Foucault’s considerations on the interplay between mental health and policymaking focused on the sufferings of an isolated vulnerable minority in the general population. The present study proposes a novel view that the Foucaultian constructionist mechanism has general applicability for the association between mental health and policymaking of the entire population. Our argument stems from the domain of positive psychology where every individual’s mental health status is a finely balanced dynamic system that exists on a spectrum of normality (Seligman, 2002; Yates & Masten, 2004; Brunzell et al., 2016) and the mental health of every member of society is potentially subject to change under conditions of stress (Babazono et al., 2005). This includes those conditions of stress that are induced by the national-level context and socioeconomic narrative, such as expression of social unrest, revolts and voting patterns, which reflect contemporary and evolving socioeconomic narratives (Benabou & Tirole, 2006, 2009, 2011, 2016). It has also been noted that episodes of social unrest are closely related to public policy (Hirschman & Rothschild, 1973). The COVID-19 pandemic, and its concomitant high level of uncertainty, has created the opportunity to explore the relationship between measures of aggregate mental health and socioeconomic public policy.

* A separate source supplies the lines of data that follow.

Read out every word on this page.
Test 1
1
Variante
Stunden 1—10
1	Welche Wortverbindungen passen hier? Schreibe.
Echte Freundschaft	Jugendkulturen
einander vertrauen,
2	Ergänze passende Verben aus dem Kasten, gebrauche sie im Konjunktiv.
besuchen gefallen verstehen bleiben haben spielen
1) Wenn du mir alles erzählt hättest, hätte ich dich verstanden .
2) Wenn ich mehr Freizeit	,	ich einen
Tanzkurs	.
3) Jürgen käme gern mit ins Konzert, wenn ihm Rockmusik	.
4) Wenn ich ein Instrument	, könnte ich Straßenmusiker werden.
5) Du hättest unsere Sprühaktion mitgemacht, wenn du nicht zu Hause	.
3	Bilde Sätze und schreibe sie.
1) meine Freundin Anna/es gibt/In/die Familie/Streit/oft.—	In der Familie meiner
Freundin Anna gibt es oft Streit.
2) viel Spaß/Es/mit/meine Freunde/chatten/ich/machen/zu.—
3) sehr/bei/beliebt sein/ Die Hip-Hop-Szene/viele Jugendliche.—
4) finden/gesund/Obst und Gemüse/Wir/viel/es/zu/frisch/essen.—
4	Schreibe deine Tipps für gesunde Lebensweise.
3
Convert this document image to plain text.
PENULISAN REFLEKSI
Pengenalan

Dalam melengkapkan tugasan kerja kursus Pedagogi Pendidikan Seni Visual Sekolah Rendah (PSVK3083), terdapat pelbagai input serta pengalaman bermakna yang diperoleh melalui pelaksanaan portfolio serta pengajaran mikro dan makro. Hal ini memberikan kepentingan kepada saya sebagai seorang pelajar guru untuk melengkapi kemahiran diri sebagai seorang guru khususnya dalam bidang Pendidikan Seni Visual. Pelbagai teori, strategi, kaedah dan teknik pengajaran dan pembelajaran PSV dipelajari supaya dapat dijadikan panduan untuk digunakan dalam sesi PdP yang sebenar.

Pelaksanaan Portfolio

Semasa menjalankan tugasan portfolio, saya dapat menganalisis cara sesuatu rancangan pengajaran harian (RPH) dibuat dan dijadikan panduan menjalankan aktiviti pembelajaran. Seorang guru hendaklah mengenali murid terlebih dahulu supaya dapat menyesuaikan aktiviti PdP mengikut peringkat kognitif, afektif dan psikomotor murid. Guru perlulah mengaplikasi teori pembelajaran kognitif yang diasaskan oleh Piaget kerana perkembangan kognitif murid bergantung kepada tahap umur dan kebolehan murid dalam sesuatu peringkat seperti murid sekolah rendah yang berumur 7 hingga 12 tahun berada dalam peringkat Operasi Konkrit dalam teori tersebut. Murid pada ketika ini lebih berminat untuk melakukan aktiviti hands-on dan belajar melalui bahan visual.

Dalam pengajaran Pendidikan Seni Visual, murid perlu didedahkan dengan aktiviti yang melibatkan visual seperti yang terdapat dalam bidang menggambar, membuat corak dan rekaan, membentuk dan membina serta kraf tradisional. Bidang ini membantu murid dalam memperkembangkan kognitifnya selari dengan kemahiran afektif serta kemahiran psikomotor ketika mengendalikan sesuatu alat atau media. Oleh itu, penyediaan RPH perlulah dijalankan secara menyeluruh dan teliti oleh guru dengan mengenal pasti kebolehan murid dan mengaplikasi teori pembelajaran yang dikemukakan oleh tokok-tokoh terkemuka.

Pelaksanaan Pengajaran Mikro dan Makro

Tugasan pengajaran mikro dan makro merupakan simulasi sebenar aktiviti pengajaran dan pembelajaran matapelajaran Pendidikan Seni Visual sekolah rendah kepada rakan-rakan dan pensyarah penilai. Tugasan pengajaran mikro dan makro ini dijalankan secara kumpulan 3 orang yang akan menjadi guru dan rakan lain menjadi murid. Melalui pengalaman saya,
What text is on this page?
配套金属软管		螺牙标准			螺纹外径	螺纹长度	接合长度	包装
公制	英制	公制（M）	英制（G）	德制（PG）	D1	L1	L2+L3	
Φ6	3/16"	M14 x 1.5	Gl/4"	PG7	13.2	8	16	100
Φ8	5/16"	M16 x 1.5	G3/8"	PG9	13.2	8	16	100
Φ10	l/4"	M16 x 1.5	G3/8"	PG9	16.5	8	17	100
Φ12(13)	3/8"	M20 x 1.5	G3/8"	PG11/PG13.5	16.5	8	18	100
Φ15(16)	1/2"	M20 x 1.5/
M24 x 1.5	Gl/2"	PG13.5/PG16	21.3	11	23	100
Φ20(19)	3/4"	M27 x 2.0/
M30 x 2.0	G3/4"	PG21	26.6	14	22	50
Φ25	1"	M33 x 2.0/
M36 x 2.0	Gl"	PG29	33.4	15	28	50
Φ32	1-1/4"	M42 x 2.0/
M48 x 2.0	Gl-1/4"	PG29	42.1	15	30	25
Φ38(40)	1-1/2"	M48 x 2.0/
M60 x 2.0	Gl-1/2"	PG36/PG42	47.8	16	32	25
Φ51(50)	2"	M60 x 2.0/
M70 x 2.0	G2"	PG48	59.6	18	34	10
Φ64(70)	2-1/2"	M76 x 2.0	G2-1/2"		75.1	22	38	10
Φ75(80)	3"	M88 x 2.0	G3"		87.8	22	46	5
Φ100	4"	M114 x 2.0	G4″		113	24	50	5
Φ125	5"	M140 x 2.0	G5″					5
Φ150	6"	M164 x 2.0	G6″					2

Economic Resilience and Socioeconomic Context

Resilience is not consistently defined or consistently measured in economic terms. Outside of the fields of psychology and physics, the term resilience gained recognition first in ecological science where it was adopted to explain the fluctuation of animal populations (MacArthur, 1955). Subsequent ecological studies of resilience grew significantly (Neubert & Caswell, 1997; Reggiani et al., 2002) and one of the modern definitions of resilience states that it refers to “the ability of an entity or system to “recover form and position following a disturbance or disruption of some kind” (Martin, 2012: p. 4). Some of the most prominent approaches to economic resilience can be found in Nijkamp (1999), Reggiani et al. (2002), Bristow and Healy (2020) and Östh et al. (2018), which maintain concerns predominantly with the economic rather than the socioeconomic aspects of resilience. The use of resilience as a concept that connects the economy with aggregate mental health has not been attempted thus far even though the link is evidently clear. We summarise that in socioeconomic terms, Psychological Resilience of a Population (PRP) is a stability of the general public’s mental health state that ensures the productive operation of the economic system.Footnote 2 We argue that public policy can significantly affect the aggregate mental health and its resilience in any locality.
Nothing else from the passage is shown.